Comme tous ceux qui raisonnent sur cette thèse, Parisis se trompait.
Les deux femmes causaient toujours entre elles: c'était un duo de confidences intimes dont il n'arrivait qu'un mot ça et là à Octave. Il comprit que Geneviève, toute en effusion, disait à la marquise les joies de son coeur.
En voyant Mme de Fontaneilles, Octave pensait que c'était du bien perdu. Il jugeait que son mari ne comprenait rien ni à sa beauté ni à son intelligence. «Ah! si j'avais eu le temps de l'aimer!» se dit-il en admirant l'adorable tête de la marquise. Mais comme il voyait du même regard la tête de sa femme, plus adorable encore, il fit comme les soldats après la bataille, il mit son épée au fourreau et ne songea qu'à être un ami charmant pour la marquise.
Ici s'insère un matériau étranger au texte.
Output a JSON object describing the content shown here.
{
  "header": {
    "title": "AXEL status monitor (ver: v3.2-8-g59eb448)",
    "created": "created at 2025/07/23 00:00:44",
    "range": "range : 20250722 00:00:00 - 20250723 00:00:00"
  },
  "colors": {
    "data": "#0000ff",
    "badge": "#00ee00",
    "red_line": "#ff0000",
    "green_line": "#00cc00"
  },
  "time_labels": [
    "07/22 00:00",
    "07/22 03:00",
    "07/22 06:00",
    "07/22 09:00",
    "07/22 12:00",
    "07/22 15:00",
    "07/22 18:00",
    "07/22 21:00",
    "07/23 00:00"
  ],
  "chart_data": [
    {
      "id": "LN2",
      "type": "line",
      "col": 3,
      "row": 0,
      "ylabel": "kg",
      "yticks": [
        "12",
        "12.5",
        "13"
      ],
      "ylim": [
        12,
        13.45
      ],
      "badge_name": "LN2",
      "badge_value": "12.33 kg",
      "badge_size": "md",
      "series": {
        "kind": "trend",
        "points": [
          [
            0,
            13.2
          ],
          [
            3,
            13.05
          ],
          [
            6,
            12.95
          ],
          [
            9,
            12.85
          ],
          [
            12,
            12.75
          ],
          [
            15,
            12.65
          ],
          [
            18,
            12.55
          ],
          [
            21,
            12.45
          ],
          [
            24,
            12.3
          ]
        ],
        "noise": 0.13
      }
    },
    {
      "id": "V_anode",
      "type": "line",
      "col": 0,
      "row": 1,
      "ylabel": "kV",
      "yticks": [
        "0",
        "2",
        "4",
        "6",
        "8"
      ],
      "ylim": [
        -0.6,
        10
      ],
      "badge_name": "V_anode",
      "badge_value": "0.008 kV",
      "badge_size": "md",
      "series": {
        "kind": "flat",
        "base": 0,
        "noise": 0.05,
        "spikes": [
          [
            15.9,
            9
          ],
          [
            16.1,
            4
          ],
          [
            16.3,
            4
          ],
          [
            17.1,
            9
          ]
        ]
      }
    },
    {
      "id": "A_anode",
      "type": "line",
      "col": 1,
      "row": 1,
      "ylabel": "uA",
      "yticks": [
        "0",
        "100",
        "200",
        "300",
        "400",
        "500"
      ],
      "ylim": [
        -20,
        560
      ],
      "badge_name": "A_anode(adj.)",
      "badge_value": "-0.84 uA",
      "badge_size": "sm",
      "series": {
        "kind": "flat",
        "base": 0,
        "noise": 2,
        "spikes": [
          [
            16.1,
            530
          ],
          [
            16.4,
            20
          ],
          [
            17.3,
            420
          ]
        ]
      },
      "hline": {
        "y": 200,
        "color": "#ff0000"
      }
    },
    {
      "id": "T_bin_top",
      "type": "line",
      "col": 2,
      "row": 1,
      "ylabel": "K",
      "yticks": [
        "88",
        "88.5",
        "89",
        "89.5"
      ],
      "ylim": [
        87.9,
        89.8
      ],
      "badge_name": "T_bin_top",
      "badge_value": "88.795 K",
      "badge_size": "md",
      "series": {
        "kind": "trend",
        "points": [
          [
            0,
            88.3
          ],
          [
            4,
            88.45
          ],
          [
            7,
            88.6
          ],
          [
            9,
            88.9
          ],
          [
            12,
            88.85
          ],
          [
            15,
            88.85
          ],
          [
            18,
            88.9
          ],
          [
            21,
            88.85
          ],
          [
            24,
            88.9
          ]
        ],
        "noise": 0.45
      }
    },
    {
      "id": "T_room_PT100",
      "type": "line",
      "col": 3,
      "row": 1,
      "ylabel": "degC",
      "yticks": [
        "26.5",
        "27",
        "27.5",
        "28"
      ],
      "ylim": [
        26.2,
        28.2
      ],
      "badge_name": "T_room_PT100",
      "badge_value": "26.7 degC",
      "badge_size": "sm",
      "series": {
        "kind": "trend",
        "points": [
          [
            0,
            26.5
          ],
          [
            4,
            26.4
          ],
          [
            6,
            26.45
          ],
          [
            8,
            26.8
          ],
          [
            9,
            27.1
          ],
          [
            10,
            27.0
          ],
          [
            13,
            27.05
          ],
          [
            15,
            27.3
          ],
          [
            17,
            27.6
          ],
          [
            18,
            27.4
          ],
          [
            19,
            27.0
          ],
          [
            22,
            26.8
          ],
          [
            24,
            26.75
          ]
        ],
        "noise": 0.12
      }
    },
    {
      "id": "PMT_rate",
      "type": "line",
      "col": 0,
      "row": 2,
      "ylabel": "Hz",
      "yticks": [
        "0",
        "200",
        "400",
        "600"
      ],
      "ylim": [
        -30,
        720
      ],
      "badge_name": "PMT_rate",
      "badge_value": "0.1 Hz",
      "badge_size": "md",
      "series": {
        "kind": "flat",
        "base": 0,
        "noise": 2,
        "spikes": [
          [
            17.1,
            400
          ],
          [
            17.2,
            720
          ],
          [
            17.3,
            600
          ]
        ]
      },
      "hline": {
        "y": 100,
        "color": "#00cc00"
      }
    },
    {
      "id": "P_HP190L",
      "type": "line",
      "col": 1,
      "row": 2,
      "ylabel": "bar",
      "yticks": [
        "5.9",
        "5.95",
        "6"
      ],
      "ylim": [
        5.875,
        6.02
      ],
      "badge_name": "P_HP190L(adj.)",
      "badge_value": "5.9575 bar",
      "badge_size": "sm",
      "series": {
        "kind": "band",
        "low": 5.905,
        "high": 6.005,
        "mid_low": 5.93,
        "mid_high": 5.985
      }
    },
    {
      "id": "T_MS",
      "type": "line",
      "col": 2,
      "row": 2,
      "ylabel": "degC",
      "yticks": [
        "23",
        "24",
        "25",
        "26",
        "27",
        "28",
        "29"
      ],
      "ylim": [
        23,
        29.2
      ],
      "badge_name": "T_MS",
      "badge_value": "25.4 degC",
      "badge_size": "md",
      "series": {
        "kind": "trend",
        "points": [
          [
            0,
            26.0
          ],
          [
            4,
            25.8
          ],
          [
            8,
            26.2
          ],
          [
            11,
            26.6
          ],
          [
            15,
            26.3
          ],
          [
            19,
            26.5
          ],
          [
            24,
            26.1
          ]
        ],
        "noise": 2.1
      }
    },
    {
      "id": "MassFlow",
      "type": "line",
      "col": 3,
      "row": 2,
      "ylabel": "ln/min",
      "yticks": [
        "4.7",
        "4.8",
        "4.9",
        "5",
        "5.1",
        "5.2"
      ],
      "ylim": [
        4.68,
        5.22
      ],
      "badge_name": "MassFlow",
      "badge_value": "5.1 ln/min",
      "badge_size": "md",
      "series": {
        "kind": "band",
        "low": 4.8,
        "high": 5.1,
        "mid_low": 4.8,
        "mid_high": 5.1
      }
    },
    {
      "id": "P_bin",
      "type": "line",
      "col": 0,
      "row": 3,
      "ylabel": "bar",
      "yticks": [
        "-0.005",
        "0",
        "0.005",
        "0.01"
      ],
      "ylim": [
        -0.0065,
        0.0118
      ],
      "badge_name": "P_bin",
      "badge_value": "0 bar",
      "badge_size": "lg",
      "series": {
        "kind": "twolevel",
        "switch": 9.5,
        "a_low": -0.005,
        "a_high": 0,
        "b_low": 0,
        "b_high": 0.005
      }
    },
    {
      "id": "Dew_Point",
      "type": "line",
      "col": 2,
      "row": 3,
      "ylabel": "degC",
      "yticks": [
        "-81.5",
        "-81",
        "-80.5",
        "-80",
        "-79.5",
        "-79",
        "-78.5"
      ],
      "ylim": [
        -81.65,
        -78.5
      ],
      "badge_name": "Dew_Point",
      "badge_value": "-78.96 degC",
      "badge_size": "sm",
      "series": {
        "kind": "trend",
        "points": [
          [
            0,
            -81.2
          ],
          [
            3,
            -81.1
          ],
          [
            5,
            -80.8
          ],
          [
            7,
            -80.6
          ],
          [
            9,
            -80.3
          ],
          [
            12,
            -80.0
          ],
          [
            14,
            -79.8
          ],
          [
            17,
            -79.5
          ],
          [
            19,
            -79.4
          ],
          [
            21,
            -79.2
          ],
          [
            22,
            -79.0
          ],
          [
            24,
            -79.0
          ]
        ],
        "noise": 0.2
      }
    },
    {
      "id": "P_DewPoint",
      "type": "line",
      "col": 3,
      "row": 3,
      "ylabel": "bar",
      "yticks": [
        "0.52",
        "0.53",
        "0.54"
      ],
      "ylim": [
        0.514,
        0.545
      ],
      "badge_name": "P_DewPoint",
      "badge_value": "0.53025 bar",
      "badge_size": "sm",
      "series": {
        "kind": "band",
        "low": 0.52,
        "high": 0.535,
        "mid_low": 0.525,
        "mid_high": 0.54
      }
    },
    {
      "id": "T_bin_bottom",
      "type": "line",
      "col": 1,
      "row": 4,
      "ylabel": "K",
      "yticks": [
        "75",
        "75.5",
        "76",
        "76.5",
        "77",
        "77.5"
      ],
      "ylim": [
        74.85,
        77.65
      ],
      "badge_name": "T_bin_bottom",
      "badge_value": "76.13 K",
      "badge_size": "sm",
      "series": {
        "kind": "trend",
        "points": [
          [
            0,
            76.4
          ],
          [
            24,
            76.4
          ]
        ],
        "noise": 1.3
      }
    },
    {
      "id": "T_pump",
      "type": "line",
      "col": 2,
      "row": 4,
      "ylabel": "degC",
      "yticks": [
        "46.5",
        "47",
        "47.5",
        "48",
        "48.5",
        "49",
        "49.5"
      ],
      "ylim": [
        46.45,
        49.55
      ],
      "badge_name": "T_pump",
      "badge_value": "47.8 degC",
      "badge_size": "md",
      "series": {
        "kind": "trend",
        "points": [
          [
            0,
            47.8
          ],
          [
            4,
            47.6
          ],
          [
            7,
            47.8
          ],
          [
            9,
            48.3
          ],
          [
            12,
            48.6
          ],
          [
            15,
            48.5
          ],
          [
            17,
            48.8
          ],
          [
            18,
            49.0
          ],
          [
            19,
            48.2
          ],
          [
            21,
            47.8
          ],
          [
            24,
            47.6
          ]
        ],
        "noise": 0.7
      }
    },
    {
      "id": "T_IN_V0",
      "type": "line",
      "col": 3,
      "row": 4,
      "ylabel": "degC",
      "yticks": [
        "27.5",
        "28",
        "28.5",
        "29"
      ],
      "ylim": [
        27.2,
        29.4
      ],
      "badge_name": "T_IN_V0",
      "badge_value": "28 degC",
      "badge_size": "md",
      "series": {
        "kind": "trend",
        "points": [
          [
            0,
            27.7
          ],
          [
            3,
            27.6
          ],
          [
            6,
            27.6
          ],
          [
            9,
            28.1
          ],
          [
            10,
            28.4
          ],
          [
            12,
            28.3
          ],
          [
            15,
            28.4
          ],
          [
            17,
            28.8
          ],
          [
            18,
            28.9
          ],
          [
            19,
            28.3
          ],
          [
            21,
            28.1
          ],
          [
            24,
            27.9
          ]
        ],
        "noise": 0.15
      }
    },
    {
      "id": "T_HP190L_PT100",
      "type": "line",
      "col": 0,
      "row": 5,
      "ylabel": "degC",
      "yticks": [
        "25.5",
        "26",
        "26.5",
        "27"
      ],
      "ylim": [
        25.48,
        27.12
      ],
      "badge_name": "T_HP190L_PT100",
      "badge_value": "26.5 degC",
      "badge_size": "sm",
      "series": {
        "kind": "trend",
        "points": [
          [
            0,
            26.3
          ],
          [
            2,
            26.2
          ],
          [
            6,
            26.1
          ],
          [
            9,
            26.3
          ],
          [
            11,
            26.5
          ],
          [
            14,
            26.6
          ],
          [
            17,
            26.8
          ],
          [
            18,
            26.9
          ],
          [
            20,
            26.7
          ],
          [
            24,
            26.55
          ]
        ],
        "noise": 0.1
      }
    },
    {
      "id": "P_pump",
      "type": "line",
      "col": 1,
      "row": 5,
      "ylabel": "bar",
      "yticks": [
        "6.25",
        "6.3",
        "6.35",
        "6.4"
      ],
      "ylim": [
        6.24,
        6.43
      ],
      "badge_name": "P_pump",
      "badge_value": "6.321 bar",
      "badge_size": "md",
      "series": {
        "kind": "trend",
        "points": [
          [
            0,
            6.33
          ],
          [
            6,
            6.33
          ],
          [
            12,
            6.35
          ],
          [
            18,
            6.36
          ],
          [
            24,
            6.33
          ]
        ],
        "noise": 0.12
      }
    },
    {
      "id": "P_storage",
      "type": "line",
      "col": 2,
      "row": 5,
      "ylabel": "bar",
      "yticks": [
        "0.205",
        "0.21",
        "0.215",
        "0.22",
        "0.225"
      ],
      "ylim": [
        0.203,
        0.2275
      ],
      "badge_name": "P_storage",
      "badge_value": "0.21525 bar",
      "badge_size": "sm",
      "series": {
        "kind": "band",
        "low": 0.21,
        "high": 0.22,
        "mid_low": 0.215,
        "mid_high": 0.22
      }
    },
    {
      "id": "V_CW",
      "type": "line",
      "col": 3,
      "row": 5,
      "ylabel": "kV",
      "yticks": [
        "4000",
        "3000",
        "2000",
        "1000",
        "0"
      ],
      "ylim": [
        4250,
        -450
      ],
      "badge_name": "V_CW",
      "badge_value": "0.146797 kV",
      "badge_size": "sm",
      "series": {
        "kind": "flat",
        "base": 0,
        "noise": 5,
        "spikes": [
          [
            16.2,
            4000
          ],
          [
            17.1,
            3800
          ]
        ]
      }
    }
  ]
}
Quand une femme nouvelle entre par une porte dans une maison, le diable y vient par la fenêtre.
XVI
LA MARQUISE DE FONTANEILLES
La marquise de Fontaneilles s'était mariée à vingt ans. On l'a connue jeune fille dans les salons parisiens sous le nom de Mlle Armande de Joyeuse. Sur sa figure, on se disputait beaucoup sans bien s'entendre. Pour les uns, elle n'avait que la beauté du diable, tandis que pour les autres elle avait la beauté absolue. C'est que les juges, en France, n'ont pas étudié à l'université de Phidias et d'Apelles. Le Français n'est pas né dessinateur, je dirai même qu'il n'aime pas la ligne sévère; les minois chiffonnés l'ont toujours ravi. La plupart des gens de lettres eux-mêmes n'ont qu'un vague sentiment de l'art. Jean-Jacques, à Venise, n'allait pas voir les Giorgione, ni les Titien; Voltaire, à Ferney, disait pompeusement: «Mon Versailles,» devant quelques tableaux italiens des plus médiocres. Aujourd'hui, Voltaire aurait peut-être de meilleurs tableaux, et Jean-Jacques irait voir les chefs-d'oeuvre pendant son séjour à Venise; mais si on leur demandait leur sentiment sur la beauté, ils n'iraient pas le chercher devant la Vénus de Milo; ils le prendraient devant quelque Parisienne aux lignes brisées par l'expression et la coquetterie.
Y aurait-il deux beautés, celle du marbre et celle de la chair?
La marquise avait la beauté de la chair, aussi disait-on que c'était la beauté du diable. Etait-ce pour cela qu'elle se donnait à Dieu? Non, elle se donnait à Dieu parce que M. de Fontaneilles n'avait pas su la prendre.
C'était un de ces maris pareils à beaucoup de maris qui ne savent pas amuser l'esprit de leur femme, quand ils n'ont pas eu le don d'amuser leur coeur—parce qu'ils sont trop sérieux dans leur magistrature de mari pour avoir du coeur et de l'esprit.—Les maris s'imaginent volontiers que le sacrement du mariage doit produire le miracle de l'amour. Ils s'achètent une terre; elle est bien à eux après le contrat et la purge des hypothèques; ils épousent une femme, n'est-ce pas à eux pareillement? A eux les moissons et les vendanges. Mais ils oublient que la femme est comme la terre, que tout en elle a sa fleur avant d'avoir son fruit; que si les gelées blanches du mariage viennent la frapper dans sa fleur, le mari ne recueillera ni les moissons ni les vendanges.